What exactly are ITMOs?
ITMO stands for “internationally transferred mitigation outcome”, a term that first appeared in Article 6, paragraph 2 of the Paris Agreement in 2015. These units serve as the common denominator for carbon trading under the Paris Agreement, connecting emission reductions directly to national climate targets.
Although ITMOs and carbon credits both represent emission reductions, carbon credits issued by voluntary programs (e.g., Verra or Gold Standard) are not automatically eligible for compliance with nationally determined contributions (NDCs). A credit only becomes an ITMO when the host country authorizes its use for an NDC (or schemes like CORSIA), applies a corresponding adjustment, and records the first international transfer. Without these steps, a credit remains a voluntary offset used mainly for corporate claims. ITMOs, by contrast, are designed for country‑to‑country transactions and integrate into national greenhouse‑gas inventories, giving them compliance-level value.
ITMOs have three core elements:
Mitigation outcomes: Verified emission reductions or removals generated through cooperative approaches, including the UN’s 6.4 mechanism, bilateral crediting agreements, domestic crediting programs, or recognised independent standards.
Authorization: The host country must authorize these mitigation outcomes for a specific use (NDC, CORSIA, or another purpose). Without authorization, the unit cannot be counted as an ITMO and remains a voluntary credit.

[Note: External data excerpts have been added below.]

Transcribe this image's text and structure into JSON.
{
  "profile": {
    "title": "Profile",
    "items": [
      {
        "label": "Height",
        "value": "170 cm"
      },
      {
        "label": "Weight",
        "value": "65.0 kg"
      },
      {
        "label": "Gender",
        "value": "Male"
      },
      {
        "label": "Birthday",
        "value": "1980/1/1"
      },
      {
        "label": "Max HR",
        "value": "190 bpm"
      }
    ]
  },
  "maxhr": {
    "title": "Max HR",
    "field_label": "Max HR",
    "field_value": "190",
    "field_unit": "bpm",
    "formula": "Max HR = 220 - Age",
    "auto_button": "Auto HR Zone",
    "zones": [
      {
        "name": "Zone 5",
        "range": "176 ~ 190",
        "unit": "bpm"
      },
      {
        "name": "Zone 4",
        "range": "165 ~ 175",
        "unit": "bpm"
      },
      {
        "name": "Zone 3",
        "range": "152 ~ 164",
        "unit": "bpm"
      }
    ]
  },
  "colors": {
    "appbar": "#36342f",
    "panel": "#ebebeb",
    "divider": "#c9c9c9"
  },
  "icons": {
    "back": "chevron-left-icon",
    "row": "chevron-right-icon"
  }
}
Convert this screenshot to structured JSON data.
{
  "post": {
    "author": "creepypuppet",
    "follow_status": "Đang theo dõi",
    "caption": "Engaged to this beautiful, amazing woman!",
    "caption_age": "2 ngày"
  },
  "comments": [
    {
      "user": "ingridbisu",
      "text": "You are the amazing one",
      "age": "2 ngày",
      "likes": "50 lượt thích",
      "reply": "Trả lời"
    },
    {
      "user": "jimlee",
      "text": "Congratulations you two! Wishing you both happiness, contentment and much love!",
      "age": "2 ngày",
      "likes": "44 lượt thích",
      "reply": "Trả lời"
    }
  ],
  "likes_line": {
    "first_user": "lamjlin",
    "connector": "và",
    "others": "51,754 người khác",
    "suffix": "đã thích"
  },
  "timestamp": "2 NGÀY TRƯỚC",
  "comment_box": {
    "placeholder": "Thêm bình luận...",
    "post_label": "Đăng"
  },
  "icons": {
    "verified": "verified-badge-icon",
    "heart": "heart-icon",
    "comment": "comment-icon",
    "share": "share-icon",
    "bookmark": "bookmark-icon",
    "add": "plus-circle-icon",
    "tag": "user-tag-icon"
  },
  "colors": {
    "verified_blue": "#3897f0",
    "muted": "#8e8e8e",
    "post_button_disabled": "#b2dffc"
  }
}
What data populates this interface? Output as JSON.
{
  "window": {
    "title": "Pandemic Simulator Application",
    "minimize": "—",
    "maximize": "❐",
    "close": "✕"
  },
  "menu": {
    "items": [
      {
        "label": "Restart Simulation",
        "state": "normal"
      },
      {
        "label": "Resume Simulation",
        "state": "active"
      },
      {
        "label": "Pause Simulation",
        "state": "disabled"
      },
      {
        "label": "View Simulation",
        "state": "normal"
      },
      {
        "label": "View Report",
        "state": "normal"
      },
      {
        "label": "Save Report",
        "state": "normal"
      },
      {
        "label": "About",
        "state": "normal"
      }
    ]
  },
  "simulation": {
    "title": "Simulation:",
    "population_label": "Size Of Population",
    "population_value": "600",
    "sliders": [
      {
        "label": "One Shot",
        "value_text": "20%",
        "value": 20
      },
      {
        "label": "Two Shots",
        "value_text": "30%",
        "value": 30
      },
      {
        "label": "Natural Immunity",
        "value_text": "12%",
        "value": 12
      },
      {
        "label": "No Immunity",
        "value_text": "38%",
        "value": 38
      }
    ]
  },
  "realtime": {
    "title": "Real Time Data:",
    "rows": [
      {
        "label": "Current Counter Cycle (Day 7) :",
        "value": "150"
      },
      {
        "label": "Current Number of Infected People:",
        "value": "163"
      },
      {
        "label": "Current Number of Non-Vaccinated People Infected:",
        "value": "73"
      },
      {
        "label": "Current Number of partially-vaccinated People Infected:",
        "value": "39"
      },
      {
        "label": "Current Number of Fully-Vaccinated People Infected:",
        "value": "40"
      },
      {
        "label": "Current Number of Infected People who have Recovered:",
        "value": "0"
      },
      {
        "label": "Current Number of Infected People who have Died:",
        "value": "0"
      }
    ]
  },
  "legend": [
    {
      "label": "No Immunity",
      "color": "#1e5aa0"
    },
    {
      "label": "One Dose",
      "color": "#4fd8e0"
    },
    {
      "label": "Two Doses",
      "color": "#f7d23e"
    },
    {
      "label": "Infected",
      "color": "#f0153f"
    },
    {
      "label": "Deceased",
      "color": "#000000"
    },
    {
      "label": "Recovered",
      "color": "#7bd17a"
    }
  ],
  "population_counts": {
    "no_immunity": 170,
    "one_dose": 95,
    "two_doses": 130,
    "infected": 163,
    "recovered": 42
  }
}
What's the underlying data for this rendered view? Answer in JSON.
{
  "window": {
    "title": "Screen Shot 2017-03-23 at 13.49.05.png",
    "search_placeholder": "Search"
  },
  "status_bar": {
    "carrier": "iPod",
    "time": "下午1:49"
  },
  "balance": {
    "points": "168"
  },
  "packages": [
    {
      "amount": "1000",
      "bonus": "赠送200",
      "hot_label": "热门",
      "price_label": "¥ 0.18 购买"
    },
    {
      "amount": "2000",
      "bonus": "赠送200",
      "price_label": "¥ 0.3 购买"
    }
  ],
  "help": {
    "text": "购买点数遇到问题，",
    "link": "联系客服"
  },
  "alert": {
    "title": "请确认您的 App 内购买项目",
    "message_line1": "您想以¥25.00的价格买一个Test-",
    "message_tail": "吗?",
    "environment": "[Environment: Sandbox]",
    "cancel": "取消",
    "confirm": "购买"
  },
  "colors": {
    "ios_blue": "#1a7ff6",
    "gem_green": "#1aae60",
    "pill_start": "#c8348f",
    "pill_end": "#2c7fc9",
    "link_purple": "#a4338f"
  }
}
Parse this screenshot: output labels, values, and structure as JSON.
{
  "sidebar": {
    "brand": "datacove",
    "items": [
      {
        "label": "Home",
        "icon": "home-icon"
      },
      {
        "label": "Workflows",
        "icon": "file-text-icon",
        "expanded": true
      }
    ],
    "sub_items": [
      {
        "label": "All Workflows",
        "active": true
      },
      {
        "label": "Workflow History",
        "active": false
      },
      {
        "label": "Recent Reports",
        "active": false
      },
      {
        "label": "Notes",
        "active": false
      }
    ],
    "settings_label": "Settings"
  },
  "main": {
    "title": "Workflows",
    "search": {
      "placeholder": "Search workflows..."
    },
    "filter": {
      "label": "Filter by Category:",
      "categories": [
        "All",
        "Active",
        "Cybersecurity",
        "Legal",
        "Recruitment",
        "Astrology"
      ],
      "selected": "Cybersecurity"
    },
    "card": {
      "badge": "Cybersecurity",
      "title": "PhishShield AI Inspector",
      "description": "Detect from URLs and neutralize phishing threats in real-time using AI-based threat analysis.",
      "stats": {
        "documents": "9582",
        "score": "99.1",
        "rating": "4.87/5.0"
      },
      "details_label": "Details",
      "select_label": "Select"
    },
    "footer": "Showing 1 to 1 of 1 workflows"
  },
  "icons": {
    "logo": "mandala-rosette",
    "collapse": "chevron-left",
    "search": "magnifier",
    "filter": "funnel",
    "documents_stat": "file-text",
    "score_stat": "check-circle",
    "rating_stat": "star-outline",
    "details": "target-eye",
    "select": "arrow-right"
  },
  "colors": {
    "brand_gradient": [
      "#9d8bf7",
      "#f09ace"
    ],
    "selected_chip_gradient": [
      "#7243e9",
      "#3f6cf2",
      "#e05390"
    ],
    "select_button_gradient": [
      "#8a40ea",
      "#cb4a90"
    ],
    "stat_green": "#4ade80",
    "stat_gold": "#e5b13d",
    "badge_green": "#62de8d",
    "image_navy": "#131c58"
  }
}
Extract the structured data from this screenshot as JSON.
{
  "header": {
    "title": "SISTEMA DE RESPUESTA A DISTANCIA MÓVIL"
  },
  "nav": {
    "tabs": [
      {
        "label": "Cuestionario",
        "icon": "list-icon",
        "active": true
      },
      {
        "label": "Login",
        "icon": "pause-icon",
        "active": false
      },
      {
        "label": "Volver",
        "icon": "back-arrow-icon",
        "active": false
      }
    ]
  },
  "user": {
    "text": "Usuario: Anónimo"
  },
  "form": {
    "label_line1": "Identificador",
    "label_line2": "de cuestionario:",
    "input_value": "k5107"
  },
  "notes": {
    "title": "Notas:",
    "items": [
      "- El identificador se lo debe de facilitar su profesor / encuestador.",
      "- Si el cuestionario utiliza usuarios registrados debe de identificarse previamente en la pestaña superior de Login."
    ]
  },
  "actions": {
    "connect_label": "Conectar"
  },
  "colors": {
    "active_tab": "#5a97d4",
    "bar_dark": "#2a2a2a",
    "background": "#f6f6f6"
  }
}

First transfer: A mitigation outcome becomes an ITMO only when it is transferred internationally for the first time, triggering a corresponding adjustment by both countries involved.
Understanding ITMOs is essential as Latin American countries sign bilateral agreements—such as Chile–Singapore and Peru–Switzerland—and as buyers like Japan and Singapore look for high-integrity credits. Distinguishing ITMOs from voluntary offsets will enable developers, governments, and buyers to access international finance and meet climate commitments.